Когда «лихого» воеводу удавалось сплавить, на что уходило по нескольку лет, из Москвы присылали нового, который жил первое время «с опаской» от «воровских людей». Затем бесконтрольность власти и податливость народонаселения развращали его, и начинали копиться силы для нового бунта.

Те из воровских людей, что были посамостоятельнее, уходили искать «новых землиц», чтобы «жить особо от лихих воевод». Уходили «за Окиян на острова» и за Байкальское море и в Даурию. Такие «охочие служилые люди» продолжали процесс завоевания Сибири и открытие новых областей.

Так Семен Дежнев открыл Берингов пролив, а Ерофей Хабаров – Амур.

Большой Красноярский бунт, в котором играли роль Суриковы. длился с 1695 по 1698 год и являлся как бы отголоском больших стрелецких бунтов начала Петровского царствования. По приказу из Москвы розыск об этом бунте производили «сыщики» – думный дьяк Данило Полянский и дьяк Данило Берестов, посланные Петром для «большого сыска».

Результаты этого розыска сохранились в столбцах Сибирского приказа, хранящихся в Московском архиве министерства юстиции, обнародованных отчасти в обстоятельном исследовании Оглоблина, из которого мы и заимствуем данные сведения. За три года в Красноярске было отказано от воеводства трем воеводам: Семену и Мирону Башковским и Семену Ивановичу Дурново.

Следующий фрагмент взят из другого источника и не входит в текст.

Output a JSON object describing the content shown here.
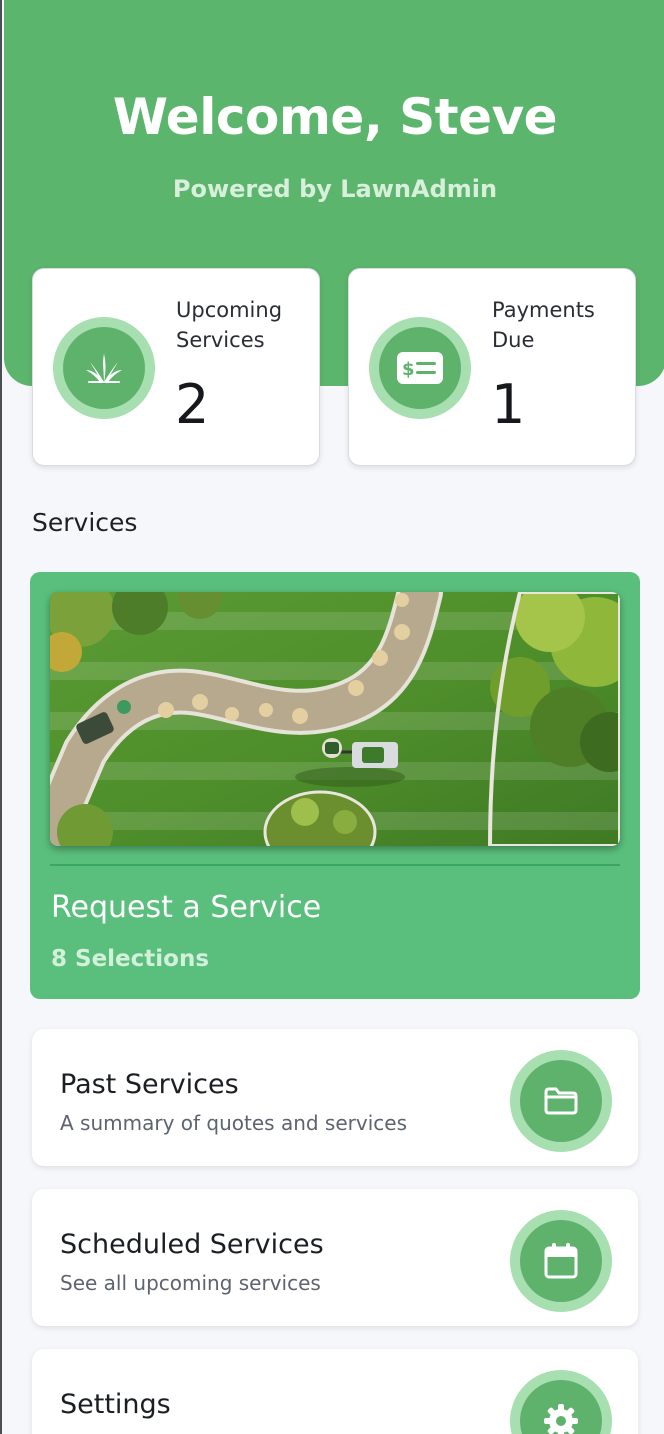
{
  "header": {
    "welcome": "Welcome, Steve",
    "powered_by": "Powered by LawnAdmin"
  },
  "stats": [
    {
      "label": "Upcoming Services",
      "value": "2",
      "icon": "grass-icon"
    },
    {
      "label": "Payments Due",
      "value": "1",
      "icon": "bill-icon"
    }
  ],
  "services_section": {
    "title": "Services"
  },
  "request_service": {
    "title": "Request a Service",
    "subtitle": "8 Selections"
  },
  "menu": [
    {
      "title": "Past Services",
      "subtitle": "A summary of quotes and services",
      "icon": "folder-icon"
    },
    {
      "title": "Scheduled Services",
      "subtitle": "See all upcoming services",
      "icon": "calendar-icon"
    },
    {
      "title": "Settings",
      "subtitle": "",
      "icon": "gear-icon"
    }
  ],
  "colors": {
    "brand_green": "#5cb56c",
    "icon_ring": "#a7dfb0",
    "request_card": "#5abf7c",
    "background": "#f6f7fb"
  }
}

Действующая бунтовская партия состояла из служилых людей – старых красноярских казаков, здесь поселившихся с основания города, а воеводское меньшинство – из «ссыльных литовских людей и черкес», имевших во главе боярского сына Василия Многогрешного, брата малороссийского гетмана.

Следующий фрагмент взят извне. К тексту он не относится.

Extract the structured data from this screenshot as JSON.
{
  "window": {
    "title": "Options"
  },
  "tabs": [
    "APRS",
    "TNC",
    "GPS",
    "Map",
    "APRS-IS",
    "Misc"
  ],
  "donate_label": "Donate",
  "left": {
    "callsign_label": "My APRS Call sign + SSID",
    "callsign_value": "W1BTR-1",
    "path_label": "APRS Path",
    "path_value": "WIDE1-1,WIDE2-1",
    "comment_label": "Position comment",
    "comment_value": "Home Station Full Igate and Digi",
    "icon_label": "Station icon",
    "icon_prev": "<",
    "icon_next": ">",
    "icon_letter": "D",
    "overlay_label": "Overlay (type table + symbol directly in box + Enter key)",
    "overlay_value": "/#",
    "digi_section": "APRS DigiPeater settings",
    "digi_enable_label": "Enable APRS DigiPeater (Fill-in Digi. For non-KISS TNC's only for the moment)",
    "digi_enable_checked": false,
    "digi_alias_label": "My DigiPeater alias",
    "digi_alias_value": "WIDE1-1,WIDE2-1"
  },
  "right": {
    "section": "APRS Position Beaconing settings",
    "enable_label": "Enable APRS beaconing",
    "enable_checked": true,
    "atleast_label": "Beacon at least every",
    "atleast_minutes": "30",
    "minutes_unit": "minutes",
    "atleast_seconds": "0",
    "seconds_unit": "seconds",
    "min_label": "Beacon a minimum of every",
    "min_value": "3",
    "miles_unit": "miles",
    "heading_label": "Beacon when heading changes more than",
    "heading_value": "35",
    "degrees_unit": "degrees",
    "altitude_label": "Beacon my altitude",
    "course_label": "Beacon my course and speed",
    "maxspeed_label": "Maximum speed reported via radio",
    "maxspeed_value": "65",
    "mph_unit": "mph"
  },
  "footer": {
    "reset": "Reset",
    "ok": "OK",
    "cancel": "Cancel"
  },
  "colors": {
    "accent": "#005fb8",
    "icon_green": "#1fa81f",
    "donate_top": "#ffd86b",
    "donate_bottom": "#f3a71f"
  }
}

В этом сказывался сибирский антагонизм между пришлым и коренным народонаселением, протест против ссыльной колонизации, заметный уже в XVIII веке.

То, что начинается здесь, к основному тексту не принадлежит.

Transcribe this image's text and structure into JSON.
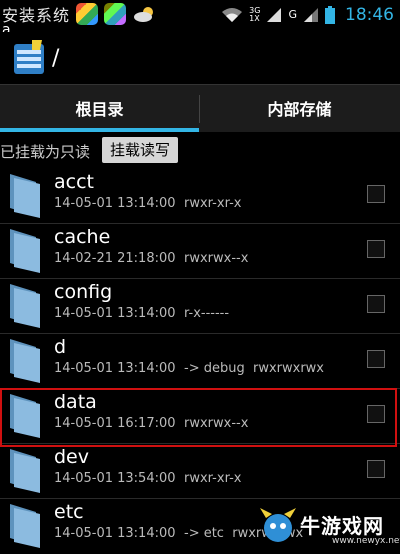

Шатость захватила не только служилых, но и «жилецких людей», весь город и уезд добровольно и охотно признавали «воровских» выборных судей.

В Красноярске последовательно были назначаемы трое воевод. Но когда Семен Дурново, которому уже было раз отказано от воеводства, был назначен вторично, то его приняли весьма сурово, много били по щекам, таскали за волосы и повели топить в Енисей. Только благодаря заступничеству «воровского» воеводы Московского его не потопили, а, сорвав верхнюю одежду, посадили в лодку без весел и пустили вниз по Енисею, осыпая камнями.

В следствии об этом бунте и встречается в первый раз имя казака Петра Сурикова. Он принимал участие в «воровской» думе, в избе у него был склад оружия для бунтовщиков, он же был в толпе, которая вела «топить» воеводу Дурново.

У этого Петра Сурикова упоминается еще брат Иван, который не был с бунтовщиками.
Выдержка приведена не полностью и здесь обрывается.